Il y a trois ans,
Cédric Klapisch créait la surprise avec sa comédie teenager
L'Auberge Espagnole, qui réalisa près de trois millions d'entrées en France. Il révélait par là-même certains talents comme celui de
Cécile De France. Et si ce film n'était qu'une petite comédie romantique sur les étudiants, il n'en restait pas moins fort sympathique. Mais de là à en faire une suite…
On retrouve donc dans
Les Poupées Russes toute la joyeuse bande de Barcelone, cinq ans après leur année d'études Erasmus. Xavier, Martine, Isabelle, Wendy et les autres ont aujourd'hui la trentaine, et tentent, comme ils le peuvent, de faire leur trou dans la société, à savoir, trouver un travail et fonder une famille. Des personnages qui ont finalement que très peu évolué pendant cinq ans, et à qui il n'arrive pas grand chose.
Si
Les Poupées Russes se veut être la suite de
L'Auberge Espagnole, il n'en est en fait qu'une pale copie. Aucune histoire à proprement parler - si ce n'est celle d'un mariage en Russie et d'un Xavier cherchant désespéramment le livre et la femme de sa vie -, donc aucun scénario.

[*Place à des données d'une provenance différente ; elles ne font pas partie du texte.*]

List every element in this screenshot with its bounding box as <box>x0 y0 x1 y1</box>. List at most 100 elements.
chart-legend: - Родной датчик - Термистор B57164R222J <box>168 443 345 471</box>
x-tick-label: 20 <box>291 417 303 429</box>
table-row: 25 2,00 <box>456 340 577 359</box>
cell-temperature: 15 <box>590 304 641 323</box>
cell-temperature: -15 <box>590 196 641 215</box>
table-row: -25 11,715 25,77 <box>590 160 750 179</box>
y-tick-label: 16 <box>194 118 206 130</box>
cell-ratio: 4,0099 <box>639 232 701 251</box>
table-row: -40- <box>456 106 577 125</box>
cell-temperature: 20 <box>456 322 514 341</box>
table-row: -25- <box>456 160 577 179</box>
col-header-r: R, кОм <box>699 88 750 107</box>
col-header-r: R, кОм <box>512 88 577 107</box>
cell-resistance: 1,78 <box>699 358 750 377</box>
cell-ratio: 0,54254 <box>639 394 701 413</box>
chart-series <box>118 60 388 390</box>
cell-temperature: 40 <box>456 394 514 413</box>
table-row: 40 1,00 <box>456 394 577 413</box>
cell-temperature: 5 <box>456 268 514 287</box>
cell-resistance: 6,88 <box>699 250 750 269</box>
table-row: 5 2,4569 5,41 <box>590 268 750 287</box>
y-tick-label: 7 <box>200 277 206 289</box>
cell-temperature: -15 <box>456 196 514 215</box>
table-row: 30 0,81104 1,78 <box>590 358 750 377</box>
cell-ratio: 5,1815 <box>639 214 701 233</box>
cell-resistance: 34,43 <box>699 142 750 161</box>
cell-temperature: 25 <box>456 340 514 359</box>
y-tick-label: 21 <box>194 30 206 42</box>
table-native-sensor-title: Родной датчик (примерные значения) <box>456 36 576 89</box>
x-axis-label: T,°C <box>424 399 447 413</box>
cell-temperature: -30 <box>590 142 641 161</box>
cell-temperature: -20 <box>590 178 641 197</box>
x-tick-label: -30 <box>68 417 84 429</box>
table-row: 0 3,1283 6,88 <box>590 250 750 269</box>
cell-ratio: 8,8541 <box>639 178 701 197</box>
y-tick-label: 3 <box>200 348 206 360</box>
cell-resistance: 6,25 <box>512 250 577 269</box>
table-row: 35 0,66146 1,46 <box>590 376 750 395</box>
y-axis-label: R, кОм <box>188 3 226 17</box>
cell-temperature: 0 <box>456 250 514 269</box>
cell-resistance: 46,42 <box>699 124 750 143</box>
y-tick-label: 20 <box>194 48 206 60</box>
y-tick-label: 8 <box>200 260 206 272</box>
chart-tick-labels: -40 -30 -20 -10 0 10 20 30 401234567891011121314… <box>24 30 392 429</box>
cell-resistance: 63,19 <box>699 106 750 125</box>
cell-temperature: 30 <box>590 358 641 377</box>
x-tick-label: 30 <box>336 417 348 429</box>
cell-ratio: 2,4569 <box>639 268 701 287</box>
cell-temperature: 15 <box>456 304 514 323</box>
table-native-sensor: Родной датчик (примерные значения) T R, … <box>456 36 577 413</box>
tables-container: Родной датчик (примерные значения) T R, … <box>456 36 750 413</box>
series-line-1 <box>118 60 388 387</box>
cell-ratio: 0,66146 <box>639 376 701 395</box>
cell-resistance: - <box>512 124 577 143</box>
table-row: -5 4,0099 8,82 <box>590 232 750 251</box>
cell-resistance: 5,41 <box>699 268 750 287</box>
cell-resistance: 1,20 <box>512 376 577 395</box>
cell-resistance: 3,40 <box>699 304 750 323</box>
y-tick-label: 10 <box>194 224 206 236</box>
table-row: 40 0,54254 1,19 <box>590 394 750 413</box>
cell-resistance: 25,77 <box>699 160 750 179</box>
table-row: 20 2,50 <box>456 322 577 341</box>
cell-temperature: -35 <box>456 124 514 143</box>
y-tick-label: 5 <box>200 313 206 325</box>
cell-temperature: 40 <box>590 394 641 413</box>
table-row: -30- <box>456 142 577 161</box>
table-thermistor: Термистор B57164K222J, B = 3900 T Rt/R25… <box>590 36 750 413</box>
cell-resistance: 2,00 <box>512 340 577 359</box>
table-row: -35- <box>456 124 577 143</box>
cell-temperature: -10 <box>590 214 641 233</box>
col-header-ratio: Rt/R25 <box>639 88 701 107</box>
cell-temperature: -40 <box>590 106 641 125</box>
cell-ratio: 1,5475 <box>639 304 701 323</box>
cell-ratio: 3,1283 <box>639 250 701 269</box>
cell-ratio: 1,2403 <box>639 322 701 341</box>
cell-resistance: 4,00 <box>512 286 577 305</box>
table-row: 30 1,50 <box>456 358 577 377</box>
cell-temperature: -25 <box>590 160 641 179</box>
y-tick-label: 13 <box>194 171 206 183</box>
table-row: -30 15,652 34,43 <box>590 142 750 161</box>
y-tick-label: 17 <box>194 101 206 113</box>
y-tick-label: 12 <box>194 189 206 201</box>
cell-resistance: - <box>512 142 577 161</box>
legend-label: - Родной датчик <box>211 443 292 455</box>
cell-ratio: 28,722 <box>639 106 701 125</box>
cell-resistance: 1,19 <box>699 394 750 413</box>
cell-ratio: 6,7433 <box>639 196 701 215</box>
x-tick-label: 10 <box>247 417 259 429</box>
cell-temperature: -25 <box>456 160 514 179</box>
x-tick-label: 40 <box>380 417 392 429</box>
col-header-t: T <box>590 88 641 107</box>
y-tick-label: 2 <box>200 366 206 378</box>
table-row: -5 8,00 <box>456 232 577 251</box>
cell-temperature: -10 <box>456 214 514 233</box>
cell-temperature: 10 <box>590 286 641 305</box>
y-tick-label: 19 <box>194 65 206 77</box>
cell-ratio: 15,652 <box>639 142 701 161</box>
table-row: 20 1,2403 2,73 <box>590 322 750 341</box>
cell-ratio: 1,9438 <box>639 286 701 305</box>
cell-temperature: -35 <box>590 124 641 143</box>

Le film part dans tous les sens, sans vraiment de fil conducteur, et le spectateur se lasse très vite des allées et venues de Xavier et de ses amis. Le montage et la mise en scène sont similaires à ceux du premier film, l'effet de surprise en moins.
Si cette comédie gentillette sur les trentenaires risque fort d'ennuyer profondément les spectateurs de cet âge, elle peut en revanche attirer - et amuser - les ados en mal de série télévisées et autres télés réalités.
Les années passent et se ressemblent… Et l'on risque fort de retrouver notre chère bande de potes dans cinq ans pour un troisième film… Avis aux amateurs.